Dokumentation der Regionalveranstaltung „Familiengerechte Gestaltung von Arbeit an Hochschulen und regionale Vernetzung mit Unternehmen und Kommunen“ jetzt online

Wie Vereinbarkeit von Familie und Arbeit gelingen kann, damit setzten sich rund 200 Teilnehmende aus Hochschulen, Kommunen und Unternehmen bei der Regionalveranstaltung „Familiengerechte Gestaltung von Arbeit an Hochschulen und regionale Vernetzung mit Unternehmen und Kommunen“ auseinander.

Die Veranstaltung, die unter der Schirmherrschaft von Familienministerin Ute Schäfer und Wissenschaftsministerin Svenja Schulze stand, wurde gemeinsam von der Technischen Universität Dortmund und der Aktionsplattform Familie@Beruf.NRW durchgeführt. Im Mittelpunkt stand neben innovativen Ansätzen der familiengerechten Gestaltung der Arbeit an den Hochschulen die Vernetzung mit kommunalen Akteur/-innen und Unternehmen aus der Region, um familiengerechte Gestaltung von Arbeit gemeinsam weiterzuentwickeln und nachhaltig zu verbessern. Die Ergebnisse dieses fruchtbaren Austausches im August letzten Jahres können nun in einer ausführlichen Online-Dokumentation nachgelesen werden.

Hier finden Sie die Dokumentation der Veranstaltung.

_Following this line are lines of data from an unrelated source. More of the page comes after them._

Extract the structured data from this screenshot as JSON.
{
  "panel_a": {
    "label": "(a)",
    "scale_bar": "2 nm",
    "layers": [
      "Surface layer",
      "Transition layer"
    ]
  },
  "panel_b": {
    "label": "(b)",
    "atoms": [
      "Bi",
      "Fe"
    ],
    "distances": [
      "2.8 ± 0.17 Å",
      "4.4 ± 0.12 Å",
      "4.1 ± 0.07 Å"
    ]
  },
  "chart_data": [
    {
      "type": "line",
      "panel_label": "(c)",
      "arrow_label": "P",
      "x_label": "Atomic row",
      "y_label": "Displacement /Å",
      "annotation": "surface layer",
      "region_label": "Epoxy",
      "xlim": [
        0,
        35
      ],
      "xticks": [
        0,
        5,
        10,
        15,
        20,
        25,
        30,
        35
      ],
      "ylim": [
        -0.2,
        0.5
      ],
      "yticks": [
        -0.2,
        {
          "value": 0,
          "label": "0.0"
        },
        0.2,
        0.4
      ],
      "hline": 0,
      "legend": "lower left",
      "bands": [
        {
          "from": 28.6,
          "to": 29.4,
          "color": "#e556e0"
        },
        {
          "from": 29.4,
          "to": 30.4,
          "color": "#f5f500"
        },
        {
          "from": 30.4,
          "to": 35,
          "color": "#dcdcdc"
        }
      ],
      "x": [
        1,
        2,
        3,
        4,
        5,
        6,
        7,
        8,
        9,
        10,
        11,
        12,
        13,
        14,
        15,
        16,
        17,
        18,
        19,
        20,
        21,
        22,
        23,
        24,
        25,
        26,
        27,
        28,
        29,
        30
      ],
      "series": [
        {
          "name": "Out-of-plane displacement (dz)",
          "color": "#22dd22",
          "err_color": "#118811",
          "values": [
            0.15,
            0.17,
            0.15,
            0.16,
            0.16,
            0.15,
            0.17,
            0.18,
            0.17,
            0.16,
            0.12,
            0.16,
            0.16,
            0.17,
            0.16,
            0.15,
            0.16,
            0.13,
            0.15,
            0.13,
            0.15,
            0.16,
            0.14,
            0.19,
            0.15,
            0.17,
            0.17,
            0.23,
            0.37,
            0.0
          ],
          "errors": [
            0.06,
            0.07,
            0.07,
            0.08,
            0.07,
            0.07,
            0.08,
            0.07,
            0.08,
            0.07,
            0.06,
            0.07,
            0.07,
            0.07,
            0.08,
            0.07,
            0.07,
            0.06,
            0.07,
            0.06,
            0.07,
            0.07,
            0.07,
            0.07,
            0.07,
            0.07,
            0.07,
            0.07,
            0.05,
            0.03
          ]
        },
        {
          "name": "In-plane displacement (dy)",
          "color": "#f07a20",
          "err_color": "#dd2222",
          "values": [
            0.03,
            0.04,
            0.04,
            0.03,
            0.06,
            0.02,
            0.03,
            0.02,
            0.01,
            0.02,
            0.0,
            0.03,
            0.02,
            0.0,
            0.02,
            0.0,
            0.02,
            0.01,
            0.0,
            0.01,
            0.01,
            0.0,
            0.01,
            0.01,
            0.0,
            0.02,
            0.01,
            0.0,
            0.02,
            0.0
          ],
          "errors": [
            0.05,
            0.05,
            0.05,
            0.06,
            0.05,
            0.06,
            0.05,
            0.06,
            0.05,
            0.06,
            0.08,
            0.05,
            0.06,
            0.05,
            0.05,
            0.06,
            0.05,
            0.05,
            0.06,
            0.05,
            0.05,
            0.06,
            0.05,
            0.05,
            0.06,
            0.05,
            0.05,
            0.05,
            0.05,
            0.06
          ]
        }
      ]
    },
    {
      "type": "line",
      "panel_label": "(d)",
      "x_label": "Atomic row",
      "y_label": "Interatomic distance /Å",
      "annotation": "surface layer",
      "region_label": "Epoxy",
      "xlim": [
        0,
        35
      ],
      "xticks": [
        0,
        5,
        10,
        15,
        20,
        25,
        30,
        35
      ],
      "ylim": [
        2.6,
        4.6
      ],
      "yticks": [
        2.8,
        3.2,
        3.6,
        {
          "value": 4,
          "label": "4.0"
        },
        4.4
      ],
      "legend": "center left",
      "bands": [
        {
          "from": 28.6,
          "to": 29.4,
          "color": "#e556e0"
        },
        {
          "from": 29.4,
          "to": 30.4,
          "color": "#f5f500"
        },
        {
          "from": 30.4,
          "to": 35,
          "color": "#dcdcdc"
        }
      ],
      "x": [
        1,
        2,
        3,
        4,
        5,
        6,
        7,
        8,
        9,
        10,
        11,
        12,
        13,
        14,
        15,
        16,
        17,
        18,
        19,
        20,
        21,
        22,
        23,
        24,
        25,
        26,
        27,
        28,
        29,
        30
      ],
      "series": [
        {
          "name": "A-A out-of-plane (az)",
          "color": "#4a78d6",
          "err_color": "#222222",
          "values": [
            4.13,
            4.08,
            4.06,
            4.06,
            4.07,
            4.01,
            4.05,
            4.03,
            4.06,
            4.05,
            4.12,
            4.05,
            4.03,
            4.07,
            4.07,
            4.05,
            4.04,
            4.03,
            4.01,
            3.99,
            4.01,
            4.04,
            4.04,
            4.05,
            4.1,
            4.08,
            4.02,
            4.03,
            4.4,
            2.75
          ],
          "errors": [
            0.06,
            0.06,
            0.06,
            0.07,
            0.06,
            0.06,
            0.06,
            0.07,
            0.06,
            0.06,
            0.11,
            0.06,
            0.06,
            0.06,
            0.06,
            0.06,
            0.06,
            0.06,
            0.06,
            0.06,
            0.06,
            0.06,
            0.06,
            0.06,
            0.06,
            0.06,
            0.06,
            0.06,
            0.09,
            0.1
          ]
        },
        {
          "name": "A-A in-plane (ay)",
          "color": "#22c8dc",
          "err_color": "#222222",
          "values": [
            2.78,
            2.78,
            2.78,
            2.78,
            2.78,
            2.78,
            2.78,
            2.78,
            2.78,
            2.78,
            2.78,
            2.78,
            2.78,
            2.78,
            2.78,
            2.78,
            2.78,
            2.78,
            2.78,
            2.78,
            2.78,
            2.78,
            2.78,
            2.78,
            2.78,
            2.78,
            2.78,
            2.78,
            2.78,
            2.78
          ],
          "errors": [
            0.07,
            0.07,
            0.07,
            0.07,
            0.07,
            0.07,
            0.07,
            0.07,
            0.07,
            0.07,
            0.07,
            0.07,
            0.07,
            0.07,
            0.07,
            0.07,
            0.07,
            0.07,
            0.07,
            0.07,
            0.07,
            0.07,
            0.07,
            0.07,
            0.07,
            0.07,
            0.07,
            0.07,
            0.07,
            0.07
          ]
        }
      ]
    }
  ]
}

Kinder und Campus: Wie Vereinbarkeit von Familie und Beruf gelingen kann

"Der Preis für eine Karriere an der Hochschule darf nicht die Kinderlosigkeit sein", sagte Familienministerin Ute Schäfer auf der Regionalveranstaltung der Aktionsplattform Familie@Beruf NRW und der Technischen Universität Dortmund, die in Sachen Familienfreundlichkeit als vorbildlich gilt. Die Hochschule zeigte anhand von Beispielen ihres Hauses auf, wie die Vereinbarkeit von Familie und Campus gelingen kann.

Fotos: Roland Baege

"Mit rund 200 Anmeldungen war die Regionalveranstaltung sehr gut besucht", sagt Dr. Kerstin Weißenstein, Leiterin der Aktionsplattform Familie@Beruf NRW, "das zeigt, wie wichtig dieses Thema ist." Auf dem Programm standen vier Werkstätten zu den Themen, Kinderbetreuung, Pflege, Marketing familienfreundlicher Personalpolitik und Doppelkarrieren.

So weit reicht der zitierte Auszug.